Hiroaki Samura is well known in the West for his bloody samurai epic, Blade of the Immortal. His beautiful, detailed artwork portrays scenes of violence, gore, and brutality as he spins the tale of Manji, who is on a quest to kill 1000 evil men to dispel his own curse. Incredible as this work is, it’s not always an easy story to stomach, and Samura has made rather a name for himself by trading on violence, and especially violence against women, in most of his bibliography.

So his most recent series, Wave, Listen to Me!, is that proverbial breath of fresh air for readers who love the look of his art but can’t make peace with his subject matter. In this thoroughly modern story, Minare Koda has just had her heart broken by her boyfriend. The scene opens with her in a bar, drunkenly confiding her feelings to an older man she’s just met. The next day, as she’s waiting tables at her job when she hears her own voice coming over the restaurant’s speakers. The man with whom she had been conversing, Kanetsugu Mato, seems to have been the director of a radio station, who secured Minare’s drunken consent to record her ramblings.

Wave, Listen to Me!

When Minare bursts into the radio station and tries to stop the broadcast, Mato tells her that he can’t have more than three seconds of dead air — she must fill in that space on the spot. She does so, and Mato’s interest is piqued; he determines to give her a show of her own based almost solely on the fact that once she starts talking, she can go on and on without stopping. After much debating with herself, Minare agrees to try it out, becoming a late-night radio show host with the mile-a-minute segments.

Wave, Listen to Me!

Wave, Listen to Me! is pretty much the antithesis of Blade of the Immortal. In an afterword at the end of the first volume, Samura admits: “I’m getting older, so I feel it’s about time I tune it down on the torture porn and parody stories and this manga is the result of that compulsion.” And so we have a modern setting with a woman protagonist who, as far as the first volume is concerned, is doing everything in her power to make it on her own. And it’s funny. Minare is a mess, and her sense of logic is utterly baffling. Her story is fun to follow, especially in those moments where her laidback nature is waylaid by her anxieties about her circumstances, painting her as a complex character who, like all of us, is just trying to find a way to exist in the world.

Wave, Listen to Me!

Samura is just as adept at visually fleshing out a modern setting as he is an Edo period setting, every panel utilizing a range of tones to establish place and provide texture. Though his artwork is what one might consider more realistic in the scope of manga illustration, he is still able to render humor through characters’ facial expressions as if they were more cartoonish (especially Minare’s face, easily the most expressive of all the characters). He promises that this is a romantic comedy, so readers can anticipate more of Minare’s blunt tirades on love as the story continues.
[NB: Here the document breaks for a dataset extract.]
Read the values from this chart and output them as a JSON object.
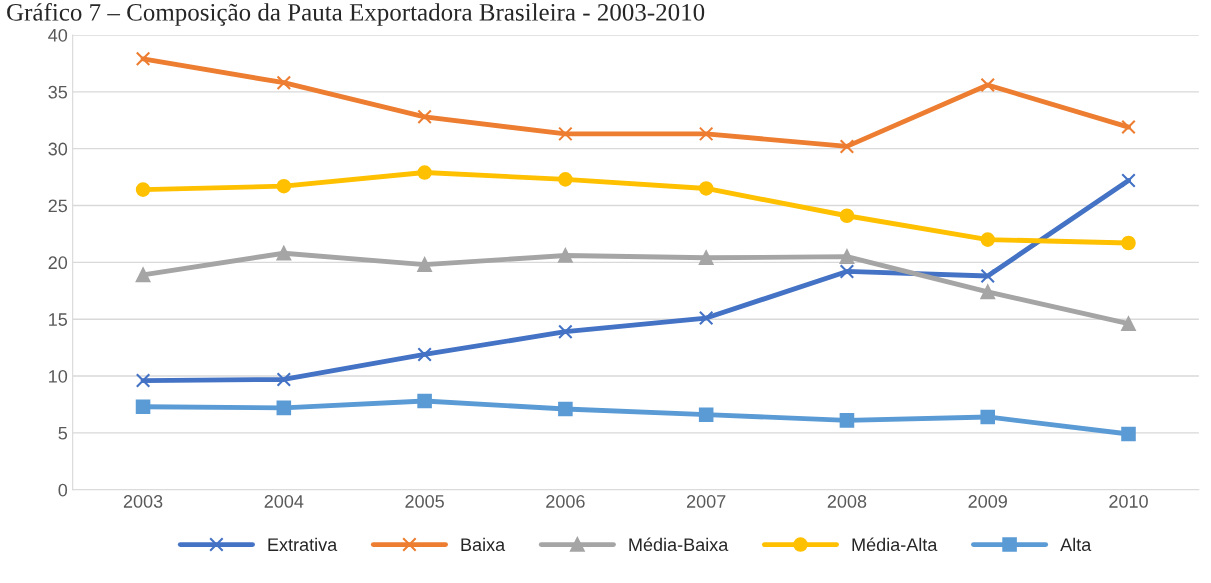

Wave, Listen to Me! is a beautifully rendered romantic comedy that is sure to appeal to a broad audience. The manga is available digitally through Kodansha Comics, and the first volume will also be available in print starting May 26, 2020. For those who want to see the lively Minare Koda hustling and chatting on screen, there is a recent anime adaptation available to stream through Funimation.